This blog may help people explore some of the 'hidden' issues involved in certain media treatments of environmental and scientific issues. Using personal digital images, it's also intended to emphasise seasonal (and other) changes in natural history of the Swansea (South Wales) area. The material should help participants in field-based modules and people generally interested in the natural world. The views are wholly those of the author.
Tuesday, 21 March 2023
We Hate Meeces to Pieces?
As on many remote islands, rodents are decimating ground/burrow-nesting birds on Marion island. Marion island is an uninhabitated, sub-Antarctic island in the Southern Indian Ocean. The island is home/a breeding location, used by albatros, penguins and petrels etc. House mice were accidentally introduced to Marion, by fomer seal hunters. Mouse populations have subsequently boomed and these rodents now feed on eggs, chicks and even some adult birds. The Mouse-Free Marion programme aims to totally remove these rodents (https://www.theguardian.com/environment/2023/mar/21/world-biggest-single-eradication-operation-remove-mice-marion-sland). The intention is use a fleet of helicopters to drop rodenticide over the entire island.

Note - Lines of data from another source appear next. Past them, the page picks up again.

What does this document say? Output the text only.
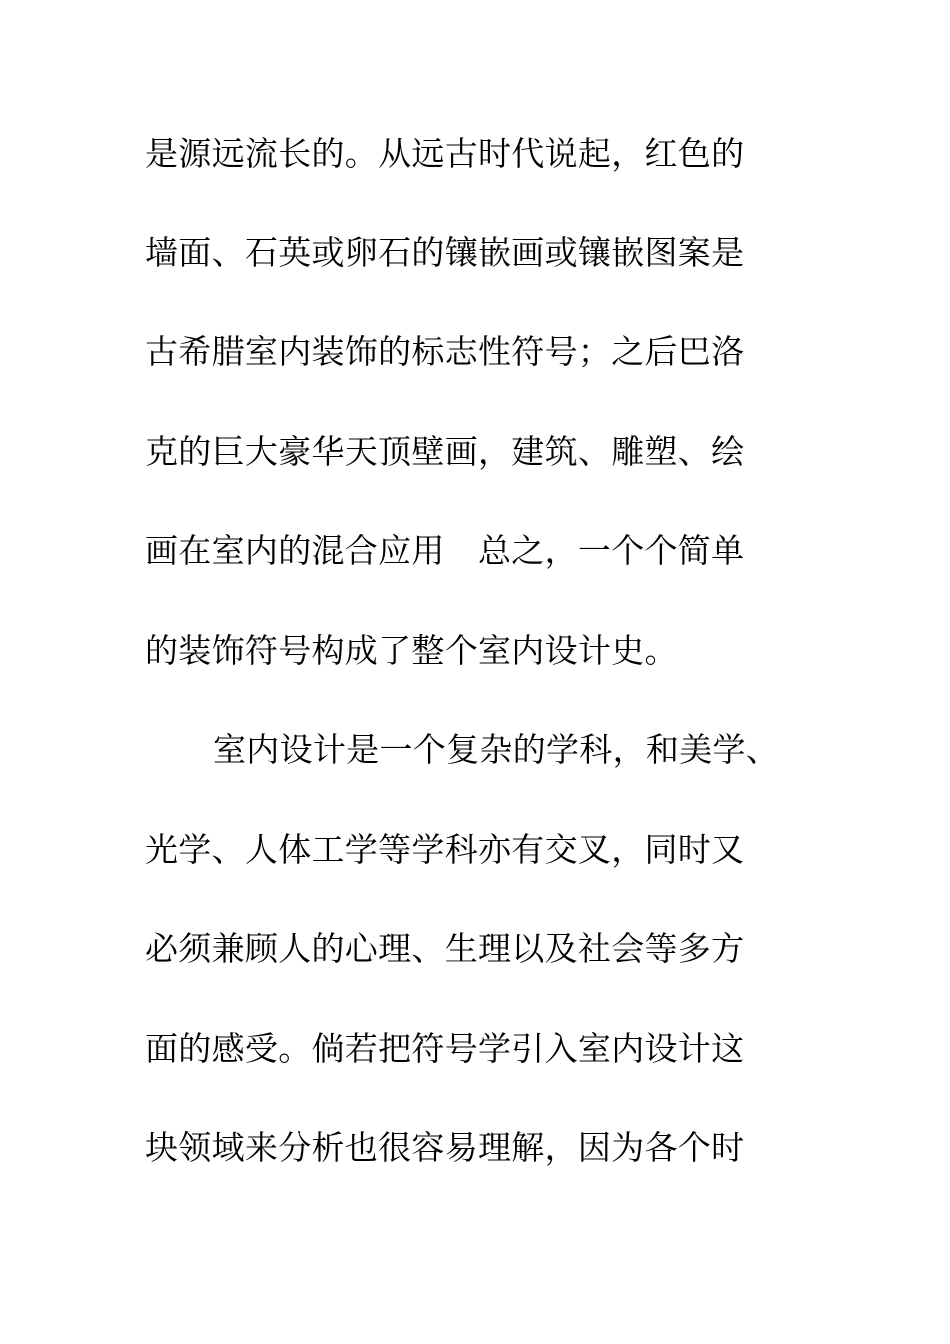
是源远流长的。从远古时代说起，红色的
墙面、石英或卵石的镶嵌画或镶嵌图案是
古希腊室内装饰的标志性符号；之后巴洛
克的巨大豪华天顶壁画，建筑、雕塑、绘
画在室内的混合应用　总之，一个个简单
的装饰符号构成了整个室内设计史。
室内设计是一个复杂的学科，和美学、
光学、人体工学等学科亦有交叉，同时又
必须兼顾人的心理、生理以及社会等多方
面的感受。倘若把符号学引入室内设计这
块领域来分析也很容易理解，因为各个时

This technique has worked in other places, such as the Antarctic's South Georgia. This approach, however, is not without some difficulties. Rats and mice are burrowing animals and can get into some relatively inaccessible locations. Ingested Warfarin also causes internal bleeding in any animals that ingest it. Dropping this rodenticide from helicopters, may have to be repeated several times. Using this technique on Gough Island has, for example, not, thus far, eradicated all rodents. Rat and mouse killing is, unfortunately, a prerequisite for conserving endangered remote island populations of seabirds.